I’m pulling a StackOverflow RSS feed fine locally but I get 403 with the same code running in my Glitch. Any ideas?
Hey @autonome I seem to be able to
curl that url from the console of a Glitch project without any difficulty; can you share some more details or your project’s name?
The project could potentially be on a banned AWS IP/host? (Yes, Glitch runs on AWS) It’s likely a problem with that project as I’m able to use
curl https://stackoverflow.com/feeds/tag?sort=newest&tagnames=ipfs in the console (like @cori) and receive correct data. It could even just be how your sending the request.
Thanks all! Yeah it feels like a banned IP.
Here’s code example:
Ok, this is interesting…
For the same URL:
- In my browser I get download of the XML file for the feed
- Locally in my node.js code I get the XML of the feed
- In Glitch running my node.js code I get 403 FORBIDDEN
- In Glitch console using curl I get a 404 html page
All I needed to get the correct response was to set a user agent header.
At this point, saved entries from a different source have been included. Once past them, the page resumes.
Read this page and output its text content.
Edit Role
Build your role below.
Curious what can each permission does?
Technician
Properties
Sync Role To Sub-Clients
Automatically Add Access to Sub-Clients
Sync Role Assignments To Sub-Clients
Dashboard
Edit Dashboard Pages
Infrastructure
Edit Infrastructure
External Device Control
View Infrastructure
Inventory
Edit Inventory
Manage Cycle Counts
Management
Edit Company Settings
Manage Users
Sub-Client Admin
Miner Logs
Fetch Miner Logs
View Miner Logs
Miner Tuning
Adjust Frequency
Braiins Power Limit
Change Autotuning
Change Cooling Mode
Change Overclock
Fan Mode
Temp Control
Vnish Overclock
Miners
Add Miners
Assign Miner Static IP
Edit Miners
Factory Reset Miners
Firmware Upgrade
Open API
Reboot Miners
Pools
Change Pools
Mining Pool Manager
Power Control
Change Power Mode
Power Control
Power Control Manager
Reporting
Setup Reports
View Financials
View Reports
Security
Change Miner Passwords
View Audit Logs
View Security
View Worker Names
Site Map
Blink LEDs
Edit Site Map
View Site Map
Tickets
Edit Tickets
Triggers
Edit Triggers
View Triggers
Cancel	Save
It could be anything. I put “fibblebonkers” and it worked fine. No user agent, get a 403.
I do hope you keep “fibblebonkers” as your User Agent.
Yeah, a user-agent that has a significant length is needed. I answered a similar question over on Meta.SE here. It is worth mentioning that SE has extra tips on what they expect crawlers to do as Jeff Atwood wrote here basically:
- Use GZIP requests
- Identify yourself.
- Use the right formats.
- Be considerate.